The next morning, Elli raced out to the hole and dragged the off the cover. Again, she shouted and listened to the echo of her voice leave her behind.
She wondered where the echo went.
Finally, curiosity got the better of her, and dragging her sketchbook and pencils with her, she lowered herself into the darkness.
As her feet touched the bottom, she noticed that the hole had become tall enough for her to stand in. Looking up, she realized that she would not be able to go back that way. She shook off that thought, and turned her face to the darkness.
The tunnel was damp, so Elli slid her sketchbook protectively under the front of her shirt. The further she got from her entry point, the darker it became, until she could no longer see anything.
For the first time in her life, Ellie knew fear.
She thought of her friend, Above.
I don’t like this; I really don’t like this, Elli said to Above in the darkness. Can you hear me, Above? I’d like a gift to help me get out of here. Please?
No answer came, but Elli knew that that was what would happen. Above never spoke to her. She felt wetness well up in her eyes, felt it trail down her face, and touched it with her fingertips. Her fear abated a little as she stood in the darkness and nothing extraordinary happened. Elli sniffed.
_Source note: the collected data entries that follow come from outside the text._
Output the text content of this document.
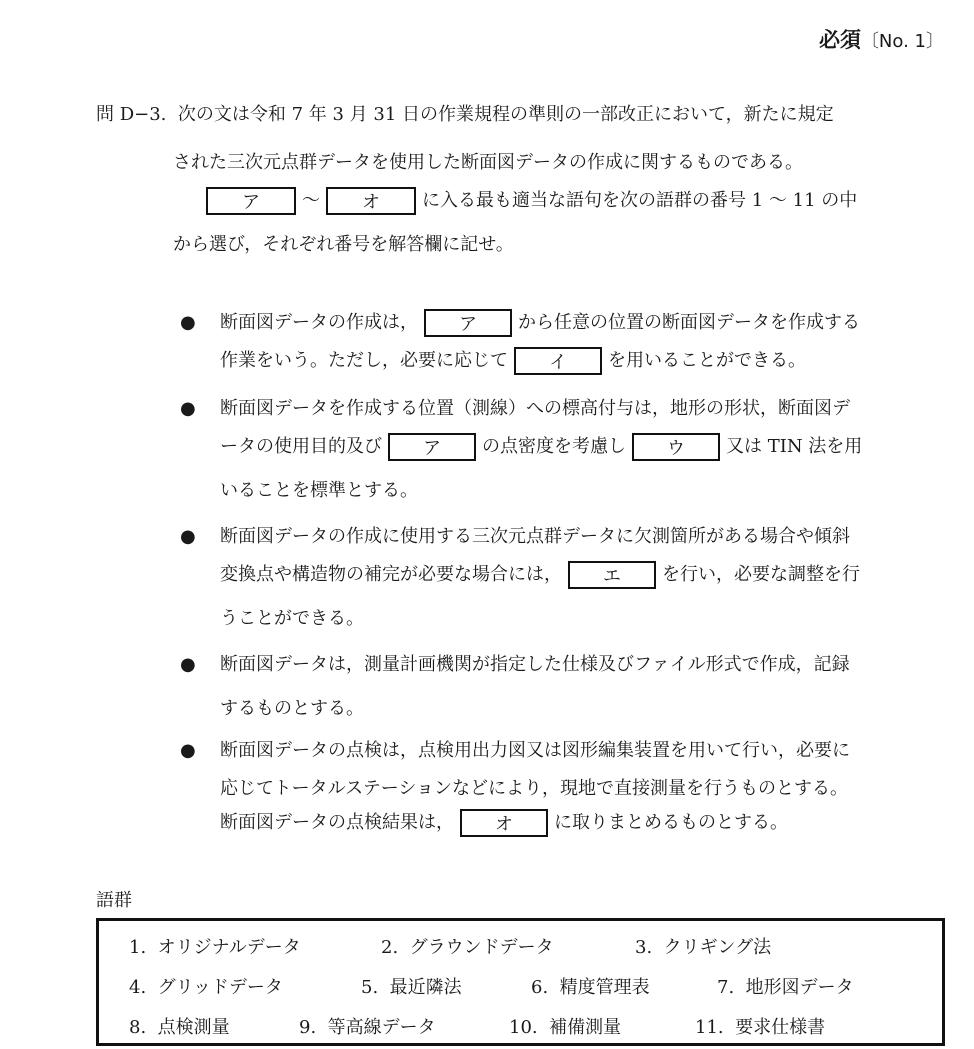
必須〔No. 1〕
問 D−3. 次の文は令和 7 年 3 月 31 日の作業規程の準則の一部改正において，新たに規定
された三次元点群データを使用した断面図データの作成に関するものである。
ア 〜 オ に入る最も適当な語句を次の語群の番号 1 〜 11 の中
から選び，それぞれ番号を解答欄に記せ。
● 断面図データの作成は， ア から任意の位置の断面図データを作成する
作業をいう。ただし，必要に応じて イ を用いることができる。
● 断面図データを作成する位置（測線）への標高付与は，地形の形状，断面図デ
ータの使用目的及び ア の点密度を考慮し ウ 又は TIN 法を用
いることを標準とする。
● 断面図データの作成に使用する三次元点群データに欠測箇所がある場合や傾斜
変換点や構造物の補完が必要な場合には， エ を行い，必要な調整を行
うことができる。
● 断面図データは，測量計画機関が指定した仕様及びファイル形式で作成，記録
するものとする。
● 断面図データの点検は，点検用出力図又は図形編集装置を用いて行い，必要に
応じてトータルステーションなどにより，現地で直接測量を行うものとする。
断面図データの点検結果は， オ に取りまとめるものとする。
語群
1. オリジナルデータ	2. グラウンドデータ	3. クリギング法
4. グリッドデータ	5. 最近隣法	6. 精度管理表	7. 地形図データ
8. 点検測量	9. 等高線データ	10. 補備測量	11. 要求仕様書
Picking up her courage, she continued forward in the darkness, feeling her way along the damp walls of the tunnel. Suddenly, she heard a loud scraping noise overhead. She jumped back, stumbled over her feet, and dropped her sketchbook in a puddle. A sliver of light appeared in the ceiling, widening as the scraping noise continued. Elli looked up, frozen, fear returning vengefully. Light filled her section of tunnel. She looked up, blinking at its brightness.
A strangely elongated hand appeared, silhouetted against the light, reaching out for her. Elli gasped. It’s all right, the hand said, I will help you. I am here to get you out of the tunnel. Elli didn’t move. Another strange hand appeared, and together, they reached for her, grasped her, and hauled her out of the darkness.
Elli looked at the owner of the hands, into a face entirely unlike any she had seen before; the eyes were much too large, and the irises were an iridescent purple. It didn’t have a nose, and its mouth was decidedly small. It looked upon her with what she could only fathom was worry and concern. There were others, standing, watching.
Who are you? Elli asked.
We are Above, it said.
And Elli knew nothing at all.
Prose, not poetry, I know. And several years old at that. Wrote this after reading Vonnegut's "Slaughterhouse Five."